「あーもー俺馬鹿みてえじゃん!」

「実際馬鹿じゃん...。」

「俺の何所がバカなんだよ!」

「...全部だよ!全部ばか!」

急に声を張り上げ、怒鳴る心。俺には何故彼女が怒っているのかわからない。

「なんで怒ってんだよ。さっきのことで、怒ってんのか?」

「理来こそ、なんで怒ってるのよ。」

「俺は怒ってねえよ。」

「顔が怒ってるよ。」

ああもう、キリがない。俺は話をやめて、「寒いし部屋にもどろうぜ。」と声をかけた。しかし心は動かない。やっぱり、さっきのこと怒ってんのかな。

「...さっきは、ごめん。」

「...それは、もういいよ。」

「なら、なんで怒ってんの?」

そう問えば、心の瞳にじわりと涙が浮かぶ。思わずぎょっとした。(変な事言ったっけ?)1人焦っていると心は「ばか。」とまた言う。
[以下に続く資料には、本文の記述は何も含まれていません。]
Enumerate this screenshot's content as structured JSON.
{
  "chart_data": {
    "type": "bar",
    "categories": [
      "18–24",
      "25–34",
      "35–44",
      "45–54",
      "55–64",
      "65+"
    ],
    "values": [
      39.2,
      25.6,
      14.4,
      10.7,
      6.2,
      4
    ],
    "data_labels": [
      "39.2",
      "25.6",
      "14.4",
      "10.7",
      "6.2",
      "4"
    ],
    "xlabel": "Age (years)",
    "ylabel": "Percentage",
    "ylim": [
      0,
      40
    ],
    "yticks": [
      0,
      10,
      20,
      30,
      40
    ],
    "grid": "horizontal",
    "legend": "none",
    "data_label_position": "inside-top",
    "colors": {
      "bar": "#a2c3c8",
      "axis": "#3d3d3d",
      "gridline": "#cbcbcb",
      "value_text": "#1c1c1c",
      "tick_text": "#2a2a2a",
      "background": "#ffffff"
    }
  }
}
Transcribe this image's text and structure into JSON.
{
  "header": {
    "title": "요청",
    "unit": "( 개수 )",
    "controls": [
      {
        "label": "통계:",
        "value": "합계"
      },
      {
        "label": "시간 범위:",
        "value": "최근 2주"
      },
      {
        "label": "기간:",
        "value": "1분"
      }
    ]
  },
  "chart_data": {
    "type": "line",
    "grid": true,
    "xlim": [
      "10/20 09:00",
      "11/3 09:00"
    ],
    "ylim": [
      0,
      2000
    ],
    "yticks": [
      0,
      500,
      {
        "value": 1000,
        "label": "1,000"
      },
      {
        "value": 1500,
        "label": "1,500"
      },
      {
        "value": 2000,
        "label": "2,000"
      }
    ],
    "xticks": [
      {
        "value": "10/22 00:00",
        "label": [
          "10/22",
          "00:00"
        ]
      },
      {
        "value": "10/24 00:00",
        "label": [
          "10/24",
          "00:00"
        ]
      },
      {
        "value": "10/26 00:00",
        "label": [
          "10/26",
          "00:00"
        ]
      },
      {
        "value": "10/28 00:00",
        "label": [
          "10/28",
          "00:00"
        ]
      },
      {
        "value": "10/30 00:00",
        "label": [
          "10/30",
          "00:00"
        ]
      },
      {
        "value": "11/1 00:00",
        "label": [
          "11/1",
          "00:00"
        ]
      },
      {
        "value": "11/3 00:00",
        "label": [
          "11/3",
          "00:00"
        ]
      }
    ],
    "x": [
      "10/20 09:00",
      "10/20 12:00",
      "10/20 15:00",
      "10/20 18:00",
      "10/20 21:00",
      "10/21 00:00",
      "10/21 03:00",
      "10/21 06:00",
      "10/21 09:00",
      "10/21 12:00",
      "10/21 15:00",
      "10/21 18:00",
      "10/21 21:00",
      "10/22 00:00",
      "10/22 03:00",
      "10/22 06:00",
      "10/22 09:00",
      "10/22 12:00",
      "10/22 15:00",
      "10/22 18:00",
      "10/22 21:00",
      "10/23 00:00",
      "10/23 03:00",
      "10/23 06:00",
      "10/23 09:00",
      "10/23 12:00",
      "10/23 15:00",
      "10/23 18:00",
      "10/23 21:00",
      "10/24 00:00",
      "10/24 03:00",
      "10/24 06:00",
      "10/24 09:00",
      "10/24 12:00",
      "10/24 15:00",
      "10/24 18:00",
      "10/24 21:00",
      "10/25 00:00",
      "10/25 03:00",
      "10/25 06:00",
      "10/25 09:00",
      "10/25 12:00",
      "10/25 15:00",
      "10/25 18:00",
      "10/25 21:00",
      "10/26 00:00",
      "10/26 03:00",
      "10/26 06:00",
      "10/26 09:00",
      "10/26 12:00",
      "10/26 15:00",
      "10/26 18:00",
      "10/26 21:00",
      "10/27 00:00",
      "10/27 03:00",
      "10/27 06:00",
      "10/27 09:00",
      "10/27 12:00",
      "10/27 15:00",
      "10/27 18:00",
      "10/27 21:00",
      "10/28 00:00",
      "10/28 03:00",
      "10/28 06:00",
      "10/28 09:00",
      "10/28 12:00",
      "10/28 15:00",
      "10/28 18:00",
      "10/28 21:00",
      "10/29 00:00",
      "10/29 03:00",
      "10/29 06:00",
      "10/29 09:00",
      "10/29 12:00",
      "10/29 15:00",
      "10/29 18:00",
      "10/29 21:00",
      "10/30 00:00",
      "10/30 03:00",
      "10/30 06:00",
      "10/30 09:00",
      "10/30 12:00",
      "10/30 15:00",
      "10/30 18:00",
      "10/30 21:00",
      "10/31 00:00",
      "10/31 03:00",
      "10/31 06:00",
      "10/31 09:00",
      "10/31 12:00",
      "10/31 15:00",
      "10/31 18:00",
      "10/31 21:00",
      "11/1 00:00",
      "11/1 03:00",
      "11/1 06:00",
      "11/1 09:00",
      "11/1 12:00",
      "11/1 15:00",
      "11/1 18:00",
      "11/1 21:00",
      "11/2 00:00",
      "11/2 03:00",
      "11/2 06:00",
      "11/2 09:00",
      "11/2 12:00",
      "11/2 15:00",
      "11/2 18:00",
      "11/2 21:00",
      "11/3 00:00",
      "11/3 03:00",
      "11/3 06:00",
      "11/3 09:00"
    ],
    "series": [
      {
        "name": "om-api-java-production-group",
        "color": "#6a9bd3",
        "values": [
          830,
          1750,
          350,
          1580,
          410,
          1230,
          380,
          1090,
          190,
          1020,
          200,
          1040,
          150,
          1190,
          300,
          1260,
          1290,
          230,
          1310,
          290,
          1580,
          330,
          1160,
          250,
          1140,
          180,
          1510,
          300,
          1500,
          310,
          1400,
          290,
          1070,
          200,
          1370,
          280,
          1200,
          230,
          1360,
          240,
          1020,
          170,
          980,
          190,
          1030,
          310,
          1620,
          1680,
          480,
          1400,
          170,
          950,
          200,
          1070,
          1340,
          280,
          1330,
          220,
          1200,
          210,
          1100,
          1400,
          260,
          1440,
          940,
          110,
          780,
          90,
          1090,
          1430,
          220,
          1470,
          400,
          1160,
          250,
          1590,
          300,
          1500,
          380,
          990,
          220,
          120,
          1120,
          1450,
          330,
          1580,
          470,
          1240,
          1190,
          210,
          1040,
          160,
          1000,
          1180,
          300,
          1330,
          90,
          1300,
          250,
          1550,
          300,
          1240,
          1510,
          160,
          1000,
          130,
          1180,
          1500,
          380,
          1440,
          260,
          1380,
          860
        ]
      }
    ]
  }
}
「いくら俺でも、何回も馬鹿馬鹿言われるとさすがに頭にくるんだけど。」

「...さっきの、告白、」

どきっとした。



「本当なの?」


「...うん。」

今更否定する気はない。しっかりと頷けば、心はこらえていた涙をこぼす。

「え!?な、なんで泣くんだよ!そんなに嫌だったのか!?」

「っ、ちがう!」

「ならなんで。」

「ッ、わけ、わかんなかったの。わたし、あのあと、ひとりでぱにっくになってっ...どうしたらいいのか、わかんなくて、」

「...。」

「理来のことで頭いっぱいになって、この気持ち、なんなのかわかんなくて。すごく苦しくて、私、」

...なんなんだろう、この可愛い生き物。きゅう、と胸が締め付けられた。涙を流しながら必死に自分の気持ちを伝えようとする心が、可愛すぎて、やばい。


今までずっと一緒だったのに、こんな心を見たのは初めてだ。